I need to backup my raw data

I was recently tasked with creating a backup solution for raw data on a shared linux server. The backup is about 8 terabytes, and we decided the frequency should be nightly. It was suggested by a collegue that ‘rsync’ is a useful utility for the task, and after googling around I determined that it was a commonly used method for simple linux backups, and appears to be a robust solution used by linux admins and the like.

Interestingly, most of the examples I found for creating backups with rsync were derived from a seminal blog post on the topic. In the post Mike Rubel describes a system for automating backups using ‘rsync’ and ‘cron’, and further extending this simple case to a rotating, snapshot-style backup.

Cron is great, and logs are useful

I ended up using a combination of techniques that I found to best suit my needs. The backup technique is implemented as a cron job every night at 11pm using the following cron logic, where the standard error and standard out of the cron job are appended to the backup log for each backup:

0 23 * * *  bash path/to/backup.sh >> path/to/backup.log 2>&1

Program flow

The script starts by defining source and destination paths. Then the disk usage of the backup partition is calculated as a percent. If the usage is greater than or equal to 98%, the backup will report an error and send me an email warning. If the usage check passes, rsync is executed reporting the progress and excluding hidden files and directories. The progress flag is nice because then a tail -f of the backup.log file allows you to see real time percent of each file transferred.

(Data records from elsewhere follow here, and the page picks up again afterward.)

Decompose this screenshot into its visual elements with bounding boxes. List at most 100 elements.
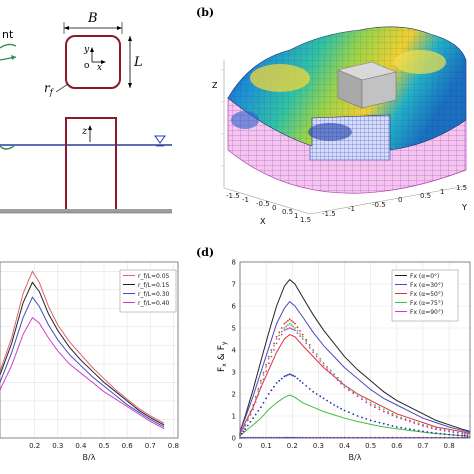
x-tick-label: 0.1 — [261, 442, 272, 450]
series-point — [336, 405, 339, 408]
y-axis-line — [309, 185, 467, 215]
svg-text:1: 1 — [440, 188, 444, 196]
series-point — [387, 423, 389, 426]
series-point — [275, 342, 278, 345]
plot-frame — [0, 261, 179, 439]
series-point — [391, 414, 394, 417]
series-point — [287, 374, 289, 376]
series-point — [270, 389, 273, 392]
legend-box — [391, 269, 459, 322]
panel-d-chart: (d) 0 0.1 0.2 0.3 0.4 0.5 0.6 0.7 0.8 0 1 2 3 4 5 6 7 8 B/… — [196, 246, 471, 462]
x-tick-label: 0.3 — [313, 442, 324, 450]
series-point — [287, 319, 289, 322]
series-point — [249, 410, 252, 413]
series-point — [352, 390, 355, 392]
series-point — [280, 330, 283, 333]
series-point — [365, 418, 368, 420]
series-point — [301, 333, 304, 336]
x-tick-label: 0.8 — [444, 442, 455, 450]
series-point — [336, 377, 339, 379]
panel-d-label: (d) — [196, 246, 214, 259]
series-point — [252, 417, 255, 420]
series-point — [343, 409, 346, 412]
series-point — [299, 330, 301, 332]
series-point — [426, 426, 429, 428]
series-point — [312, 390, 315, 393]
series-point — [343, 384, 346, 387]
legend-entry: r_f/L=0.30 — [138, 291, 170, 298]
series-point — [312, 351, 315, 354]
legend-entry: Fx (α=75°) — [410, 300, 443, 307]
legend-entry: r_f/L=0.15 — [138, 282, 170, 289]
series-point — [319, 360, 322, 362]
surface-crest — [250, 64, 310, 92]
x-tick-label: 0.5 — [98, 442, 109, 450]
series-point — [365, 401, 368, 403]
series-point — [378, 406, 381, 409]
series-point — [329, 401, 332, 404]
series-point — [348, 389, 350, 392]
series-point — [348, 411, 350, 414]
series-point — [305, 338, 308, 341]
series-point — [382, 410, 385, 413]
series-point — [270, 351, 273, 354]
series-point — [308, 344, 311, 347]
series-point — [292, 374, 294, 377]
series-point — [283, 327, 286, 329]
series-line — [0, 281, 165, 426]
series-point — [285, 328, 288, 331]
series-point — [466, 433, 469, 436]
x-tick-label: 0.6 — [122, 442, 134, 450]
series-point — [356, 393, 359, 395]
series-point — [290, 319, 293, 322]
series-point — [294, 322, 296, 325]
series-point — [265, 397, 267, 400]
series-point — [246, 424, 249, 427]
series-point — [262, 378, 265, 381]
y-tick-labels: -1.5 -1 -0.5 0 0.5 1 1.5 — [322, 184, 467, 218]
x-tick-label: 0.7 — [417, 442, 428, 450]
series-point — [461, 434, 464, 437]
series-point — [326, 399, 328, 402]
axis-y-label: y — [83, 45, 90, 55]
series-point — [456, 432, 459, 434]
svg-text:1.5: 1.5 — [456, 184, 467, 192]
series-point — [254, 398, 257, 400]
series-point — [275, 338, 278, 340]
series-point — [249, 414, 252, 416]
y-tick-label: 4 — [232, 347, 237, 355]
legend-entry: r_f/L=0.05 — [138, 273, 170, 280]
panel-c-series — [0, 270, 165, 430]
series-point — [340, 380, 342, 383]
axis-arrow-icon — [101, 60, 106, 64]
series-point — [240, 430, 243, 432]
series-line — [0, 270, 165, 424]
panel-b-label: (b) — [196, 6, 214, 19]
series-point — [329, 369, 332, 372]
series-point — [369, 404, 372, 406]
y-tick-label: 8 — [232, 259, 236, 267]
series-point — [305, 342, 308, 345]
series-point — [252, 406, 255, 409]
panel-c-axes: 0.2 0.3 0.4 0.5 0.6 0.7 0.8 B/λ — [0, 261, 179, 462]
axis-x-label: x — [97, 63, 102, 73]
series-point — [273, 349, 275, 351]
series-point — [278, 379, 281, 382]
surface-crest-2 — [394, 50, 446, 74]
series-point — [257, 390, 260, 392]
series-point — [294, 327, 296, 329]
series-point — [435, 432, 437, 435]
dim-arrow-down-icon — [128, 83, 132, 88]
series-point — [374, 406, 376, 409]
series-point — [249, 412, 252, 414]
legend-entry: Fx (α=30°) — [410, 282, 443, 289]
series-point — [299, 379, 301, 382]
series-point — [395, 426, 398, 428]
x-axis-label: X — [260, 217, 266, 226]
series-point — [267, 393, 270, 395]
series-point — [439, 432, 442, 435]
svg-text:1: 1 — [294, 212, 298, 220]
y-tick-label: 2 — [232, 391, 236, 399]
series-point — [292, 328, 294, 331]
series-point — [404, 419, 407, 421]
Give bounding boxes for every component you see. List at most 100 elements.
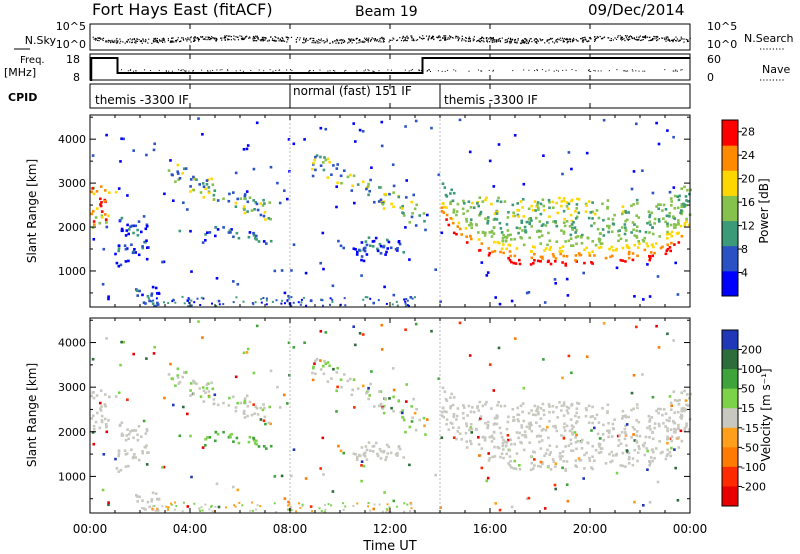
echo-cell <box>669 428 673 431</box>
echo-cell <box>596 432 600 436</box>
nave-point <box>481 70 483 72</box>
echo-cell <box>606 224 609 228</box>
echo-cell <box>107 297 110 301</box>
echo-cell <box>313 158 316 162</box>
echo-cell <box>532 245 535 248</box>
noise-point <box>686 40 689 43</box>
echo-cell <box>129 430 132 433</box>
echo-cell <box>362 464 366 468</box>
echo-cell <box>100 201 103 204</box>
noise-point <box>449 38 451 40</box>
echo-cell <box>237 441 241 445</box>
echo-cell <box>422 212 426 215</box>
noise-point <box>271 39 273 41</box>
echo-cell <box>556 211 559 215</box>
noise-point <box>193 39 195 41</box>
echo-cell <box>301 503 304 506</box>
noise-point <box>113 40 115 42</box>
echo-cell <box>283 189 286 192</box>
noise-point <box>482 36 484 39</box>
noise-point <box>392 37 394 39</box>
echo-cell <box>510 238 513 241</box>
noise-point <box>303 37 305 39</box>
echo-cell <box>383 491 386 494</box>
echo-cell <box>528 236 531 240</box>
echo-cell <box>633 439 637 442</box>
echo-cell <box>645 447 649 450</box>
echo-cell <box>414 224 418 227</box>
echo-cell <box>385 511 388 513</box>
nave-point <box>209 70 211 72</box>
echo-cell <box>127 232 130 236</box>
echo-cell <box>269 422 272 426</box>
echo-cell <box>169 159 172 162</box>
echo-cell <box>501 237 505 240</box>
echo-cell <box>358 128 362 132</box>
echo-cell <box>574 414 577 418</box>
nave-point <box>437 70 439 72</box>
echo-cell <box>562 437 566 440</box>
echo-cell <box>591 217 594 220</box>
noise-point <box>455 35 457 37</box>
nave-point <box>219 69 221 71</box>
echo-cell <box>608 452 611 456</box>
freq-label-top: Freq. <box>20 55 45 66</box>
echo-cell <box>126 223 129 227</box>
echo-cell <box>620 431 624 434</box>
noise-point <box>468 37 470 39</box>
echo-cell <box>525 291 529 295</box>
noise-point <box>141 42 143 44</box>
noise-point <box>190 36 192 38</box>
echo-cell <box>537 434 541 438</box>
noise-point <box>406 40 408 42</box>
echo-cell <box>554 462 558 465</box>
echo-cell <box>561 376 564 380</box>
echo-cell <box>444 398 448 401</box>
echo-cell <box>330 504 333 507</box>
echo-cell <box>577 416 581 419</box>
echo-cell <box>651 430 654 434</box>
noise-point <box>282 39 284 41</box>
beam-title: Beam 19 <box>355 4 418 20</box>
echo-cell <box>199 395 203 398</box>
noise-point <box>342 39 344 41</box>
echo-cell <box>670 435 674 438</box>
noise-point <box>525 38 527 40</box>
noise-point <box>644 37 647 39</box>
noise-point <box>607 37 609 39</box>
echo-cell <box>117 452 121 455</box>
echo-cell <box>565 255 569 258</box>
echo-cell <box>186 505 190 508</box>
echo-cell <box>299 506 302 509</box>
echo-cell <box>607 226 611 230</box>
echo-cell <box>218 303 221 306</box>
echo-cell <box>670 200 673 203</box>
echo-cell <box>580 440 583 444</box>
noise-point <box>528 40 530 42</box>
nave-point <box>184 70 186 72</box>
echo-cell <box>234 409 238 413</box>
echo-cell <box>120 216 124 220</box>
noise-point <box>179 41 181 43</box>
nave-point <box>588 69 590 71</box>
echo-cell <box>520 219 523 223</box>
echo-cell <box>624 211 628 214</box>
echo-cell <box>131 251 135 255</box>
echo-cell <box>536 206 540 209</box>
echo-cell <box>141 450 144 453</box>
echo-cell <box>496 240 499 244</box>
noise-point <box>417 39 419 41</box>
echo-cell <box>615 471 619 475</box>
echo-cell <box>555 224 559 228</box>
echo-cell <box>538 440 541 444</box>
nave-point <box>528 69 530 71</box>
echo-cell <box>329 297 332 300</box>
echo-cell <box>688 192 691 196</box>
echo-cell <box>367 236 371 239</box>
echo-cell <box>607 435 610 439</box>
echo-cell <box>108 191 111 194</box>
noise-point <box>111 41 113 43</box>
echo-cell <box>558 196 561 200</box>
echo-cell <box>452 211 455 214</box>
echo-cell <box>576 401 579 405</box>
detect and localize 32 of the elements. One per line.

I made the choice to exclude hidden files and directories because my purpose was backup of raw data. The raw data are mostly .fastq files, which are well organized and should contain no monkey business like .git/ or any other processing or version control artifact. Before setup of the cron job, I executed the script to do the full backup which takes a while. With the full backup in place, subsequent backups only need to transfer data with a newer time stamp in the source directory.

The script ends up looking something like this:

#!/bin/bash

### CONFIG ###
EMAIL=

SRC=
DST=

# extract percent usage (INT)
USAGE=$(df -h $DSTDIR | awk 'NR==2{print $5}' | grep -o '[0-9]\+')

# check failure of USAGE calculation
if [[ $? -ne 0 ]]; then
  echo "${cmd}: $DST Failed to calculate disk usage, aborting." 1>&2
  echo "${cmd}: $DST Failed to calculate disk usage, aborting." | mail -s "Backup Error: usage calculation" "$EMAIL"
  exit 1
fi

# Check capacity of $DSTDIR. Exit if >= 98% full
if [[ ${USAGE} -ge 98 ]]; then
  echo "${cmd}: $DST is at or above 98% capacity, aborting." 1>&2
  echo "${cmd}: $DST is at or above 98% capacity, aborting." | mail -s "Backup Error: destination usage > 98%" "$EMAIL"
  exit 1
fi
echo "Capacity is <98%, continuing to rsync."

# rsync src to dest
cmd="rsync -avhi --no-owner --no-group --delete --progress --exclude=".*" $SRC $DST"
echo $cmd
$cmd

rsync_err="$?"

# Check rsync exit status
if [[ ${rsync_err} -ne 0 ]]; then
  echo "Emailing Error"
  echo "$cmd: non zero exit (${rsync_err}) from rsync." | mail -s "Backup error: rsync error" "$EMAIL"
  exit 1
fi
echo "Finished. $(date -u +"%Y-%m-%d %H:%M:%S")"

The script finishes with an echo of the date and time to the log file so that I can later parse the log file more easily.

Situational specificity

This simple solution was designed with a few things in mind:

  • The backup partition was mounted to the network file system.
  • I can maintain this script from the user crontab rather than the root crontab, and still get the desired backup.
  • The solution is configurable and flexible to changes in backup need.

A robust cloud backup solution

During my search for a good solution, I found an article using a neat utility called restic to generate cloud backups from linux servers to your choice of cloud provider, with support for flexible snapshot specification: weekly, nightly, or any combination of custom frequencies. If I ever decide to create backups in the cloud, I will be sure to remember this article about restic.